Jakarta, Gatra.com – Mahkamah Konstitusi (MK) membatalkan kemenangan pasangan nomor urut 2 Orient Patriot Riwu Kore dan Thobias Uly Orient Patriot Riwu Kore serta mendiskualifikasi mereka dalam Pilkada Kabupaten Sabu Rajua.
Adhitya Nasution, kuasa hukum pemohon dari pasangan calon nomor urut 01, Nikodemus N Rihi Heke-Yohanis Uly Kale, pada Kamis (21/4), mengatakan, sempat berubah pikiran setelah melihat fakta-fakta menarik dari perkara yang bergulir di MK tersebut.
Ia mengungkapkan, awalnya sempat menolak menangani perkara yang diajukan kliennya karena sudah lewat batas waktu. "Seingat saya, rekan saya menghubungi saya setelah beberapa kasus di MK sudah diputusan sela. Setelah saya pelajari, kasusnya ternyata menarik untuk didalami," ungkapnya.
Atas dasar itu, Adhitya pun kemudian memutuskan menerima permintaan untuk menangai sengketa Pilkada Sabu Rajua dan menjadi kuasa hukum Paslon 01, Nikodemus-Johanis.
Adapun hal yang paling mencolok yang menjadi pijakannya menjadi kuasa hukum kliennya, yakni soal kelalaian KPU dalam memverifikasi Paslon yang memiliki kewarganegaraan asing, yakni Amerika Serikat (AS). Ini sangat fatal karena dampaknya sangat luas terhadap hak yang diberikan pemilih dalam Pilkada Sabu Raijua.
"Sampai dengan proses pemilihan, hal tersebut tidak pernah terungkap. Tentu ini sangat berbeda dari perkara Pilkada yang telah lalu. Biasanya saya hanya menangani perkara dengan kasus adanya politik uang, mobilisasi PNS, dan lain sebagainya," ungkapnya.
Perkara Pilkada Sabu Raijua, lanjut Adhitya, sangat berbeda dengan sengketa Pilklada Kabupaten Pegunungan Bintang, Papua, yang ditangani sebelumnya. Ia mewakili Spei Bidana-Piter Kalakmabin selaku pemenang Pilkada yang digugat oleh pasangan petahana (incumbent).
"Waktu itu menarik juga karena dengan persentase kemenangan kita yang 70% melawan 30%. Pihak incumbent tetap mengajukan gugatan di MK, namun hasilnya dalam putusan sela dinyatakan gugatan atau permohonan tersebut tidak dikabulkan," ujarnya.

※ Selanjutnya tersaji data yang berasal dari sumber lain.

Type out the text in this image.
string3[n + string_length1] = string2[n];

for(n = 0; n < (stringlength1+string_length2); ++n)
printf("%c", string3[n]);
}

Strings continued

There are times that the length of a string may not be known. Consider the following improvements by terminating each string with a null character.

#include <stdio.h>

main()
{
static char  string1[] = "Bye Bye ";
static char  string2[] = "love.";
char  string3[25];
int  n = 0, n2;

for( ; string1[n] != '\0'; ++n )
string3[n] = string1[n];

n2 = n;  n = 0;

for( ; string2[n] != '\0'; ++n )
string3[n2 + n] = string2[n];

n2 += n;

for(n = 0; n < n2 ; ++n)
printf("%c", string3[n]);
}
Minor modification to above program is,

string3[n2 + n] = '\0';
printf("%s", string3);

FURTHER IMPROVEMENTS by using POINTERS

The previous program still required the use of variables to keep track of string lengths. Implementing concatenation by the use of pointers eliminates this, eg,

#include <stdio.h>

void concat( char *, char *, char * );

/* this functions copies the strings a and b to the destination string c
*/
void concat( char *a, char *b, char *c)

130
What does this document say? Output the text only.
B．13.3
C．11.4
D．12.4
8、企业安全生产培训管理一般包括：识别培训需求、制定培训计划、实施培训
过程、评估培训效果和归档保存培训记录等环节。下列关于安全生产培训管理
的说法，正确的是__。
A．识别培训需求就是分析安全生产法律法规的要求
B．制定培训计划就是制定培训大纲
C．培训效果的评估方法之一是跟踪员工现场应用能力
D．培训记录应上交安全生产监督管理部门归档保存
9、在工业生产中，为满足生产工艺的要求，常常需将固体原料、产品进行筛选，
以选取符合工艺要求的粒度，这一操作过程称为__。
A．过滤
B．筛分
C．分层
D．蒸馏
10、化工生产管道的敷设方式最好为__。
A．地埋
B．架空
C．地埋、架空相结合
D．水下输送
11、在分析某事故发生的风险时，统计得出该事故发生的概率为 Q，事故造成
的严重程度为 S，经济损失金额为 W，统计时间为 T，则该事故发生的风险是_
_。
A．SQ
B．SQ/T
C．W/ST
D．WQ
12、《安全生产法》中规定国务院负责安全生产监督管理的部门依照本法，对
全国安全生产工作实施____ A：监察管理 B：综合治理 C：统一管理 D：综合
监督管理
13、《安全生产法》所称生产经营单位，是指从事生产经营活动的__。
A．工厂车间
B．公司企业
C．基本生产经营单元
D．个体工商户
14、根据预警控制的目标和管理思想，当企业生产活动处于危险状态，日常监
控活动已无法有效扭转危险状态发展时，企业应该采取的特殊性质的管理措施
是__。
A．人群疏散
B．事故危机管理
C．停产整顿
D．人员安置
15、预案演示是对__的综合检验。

Alasan lainnya, Adhitya lebih terbiasa menangani kasus korupsi, di antaranya menjadi kuasa hukum mantan anggota DPRD DKI Jakarta, Muhamad Sanusi, ketika mengajukan peninjauan kembali (PK) ke Mahkamah Agung (MA).
Awalnya, terdakwa Sanusi divonis 10 tahun bui. Lantas, majelis hakim hakim mengabulkan PK dan mengurangi vonis, yakni menjadi 7 tahun penjara. "Memang kasus Tipikor [tindak pidana korupsi] paling sering saya tangani," ucapnya.
Adhitya mengawali karier sebagai Associate Lawyer pada salah satu lawfirm di Jakarta Pusat tahun 2013. Ketika itu, ia lebih sering ditunjuk sebagai PIC untuk beberapa corporate lawyer oleh atasannya. Lalu pada tahun 2016, Adhitya memutuskan berdikari dengan membuka kantor sendiri.
"Lebih banyak mengarahkan minat beracara di persidangan, terutama tindak pidana khusus. Meskipun dari beberapa case perdata juga ada," ucapnya.
Dia beralasan, motivasinya menjadi lawyer karena sesuai dengan passion-nya yang suka dengan hal-hal baru dan tak kaku. Terlebih jika melihat senior-seniornya di bidang hukum yang sudah malang melintang di dunia lawyer.
"Hal itu semakin memotivasi saya untuk lebih baik lagi dalam pelayanan hukum yang saya berikan," katanya.